Ma c’è ancora in ballo l’aggravante dei futili motivi da esaminare molto scrupolosamente perché, se accertata, porterebbe l’imputato dritto all’ergastolo.

Essendo stato il delitto determinato dal risentimento sorto nell’animo di Francesco Argello per l’allontanamento dalla famiglia in cui era cresciuto, per essergli stato trovato il nuovo posto di guardiano di porci, e per essere venuto in violento conflitto con Carmine Martino nella sera del delitto, in conformità della spontanea confessione si ritiene giusto eliminare l’aggravante dei futili motivi. Un ragionamento logico, coerente e ineccepibile.

In quanto alla pena, conclude la Corte, si ritiene giusto infliggere ad Argello Francesco la reclusione per anni 24, con tutte le conseguenze di legge, da ridurre ad anni 18 in virtù della diminuente delle attenuanti generiche, da concedere in vista dei buoni precedenti e della giovane età dell’imputato.

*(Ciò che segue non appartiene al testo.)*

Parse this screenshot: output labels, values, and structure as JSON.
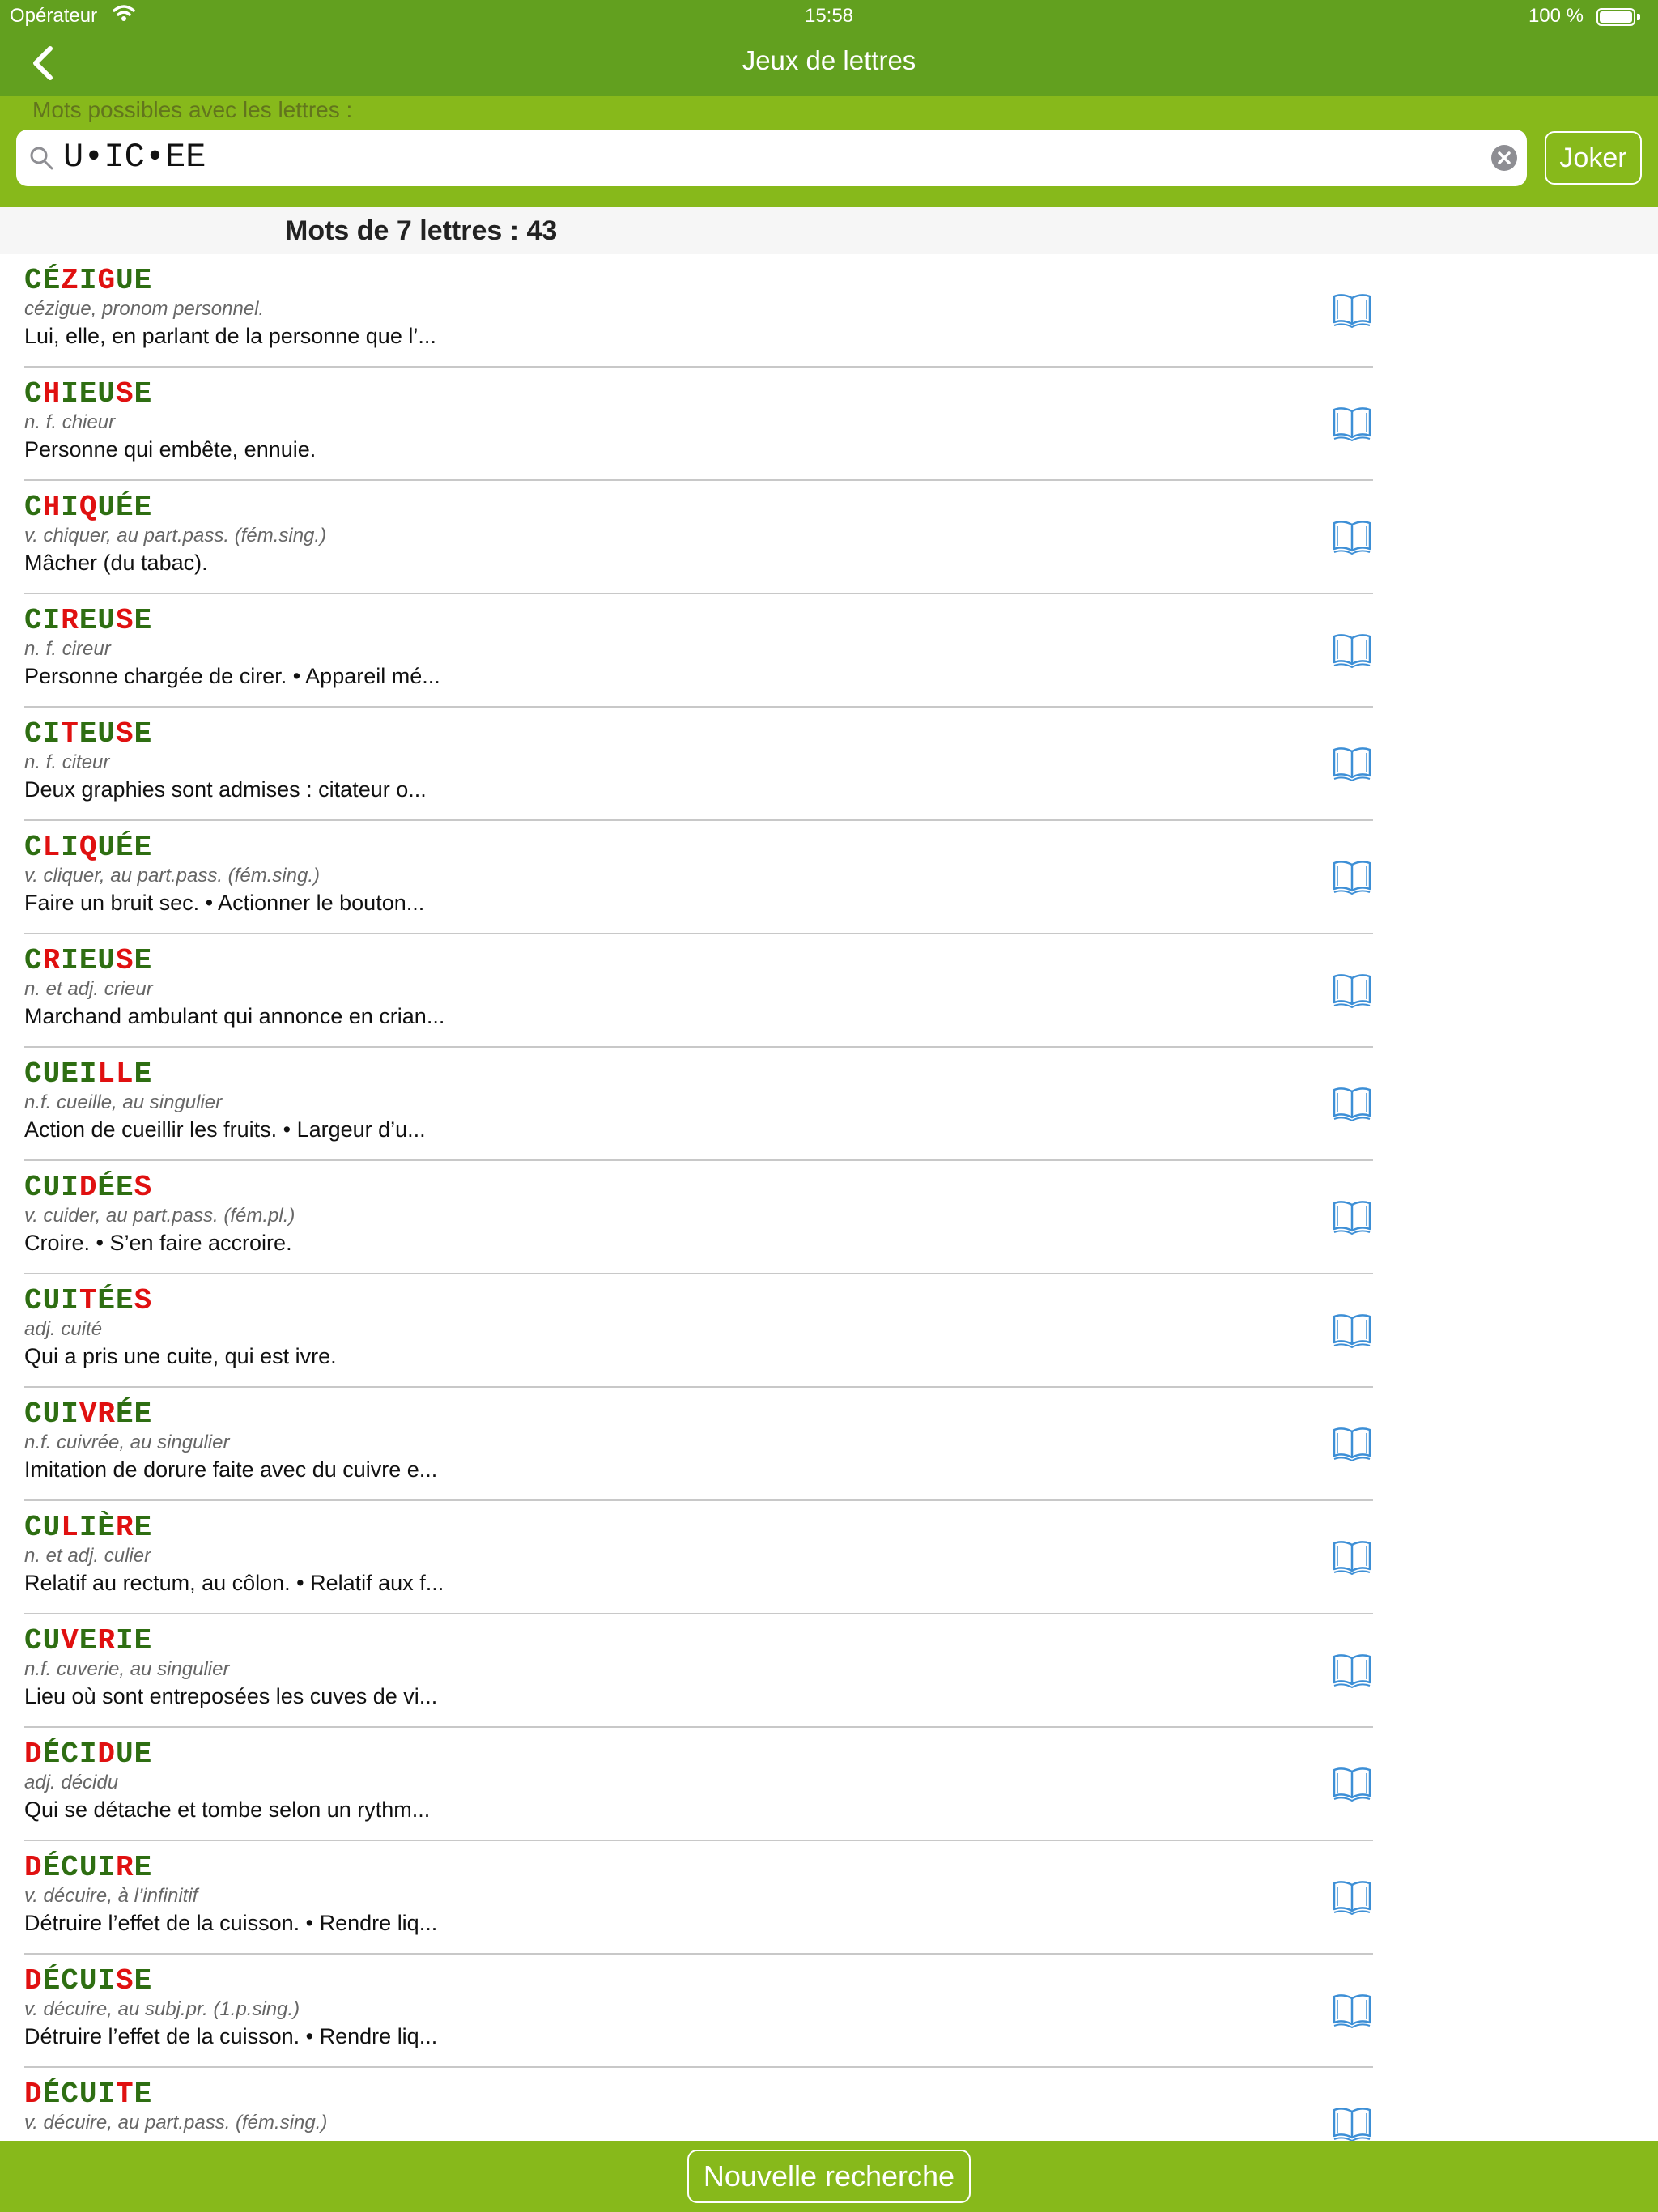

È il 5 febbraio 1949 e negli USA viene pubblicato il Rapporto Hoffman con il quale il governo statunitense critica l’Italia per l’utilizzo dei fondi del Piano Marshall. L’accusa, in sostanza, è che il Governo Fanfani ha destinato la più grossa fetta dei finanziamenti, circa 15 miliardi di lire, all’edilizia popolare, invece di tendere ad aumentare il potere di acquisto delle famiglie.

La Corte d’Appello di Catanzaro, il 17 aprile 1950, dichiara condonati anni 3 della pena.[1]

[1] ASCZ, Sezione di Lamezia Terme, Sentenze della Corte d’Assise di Catanzaro.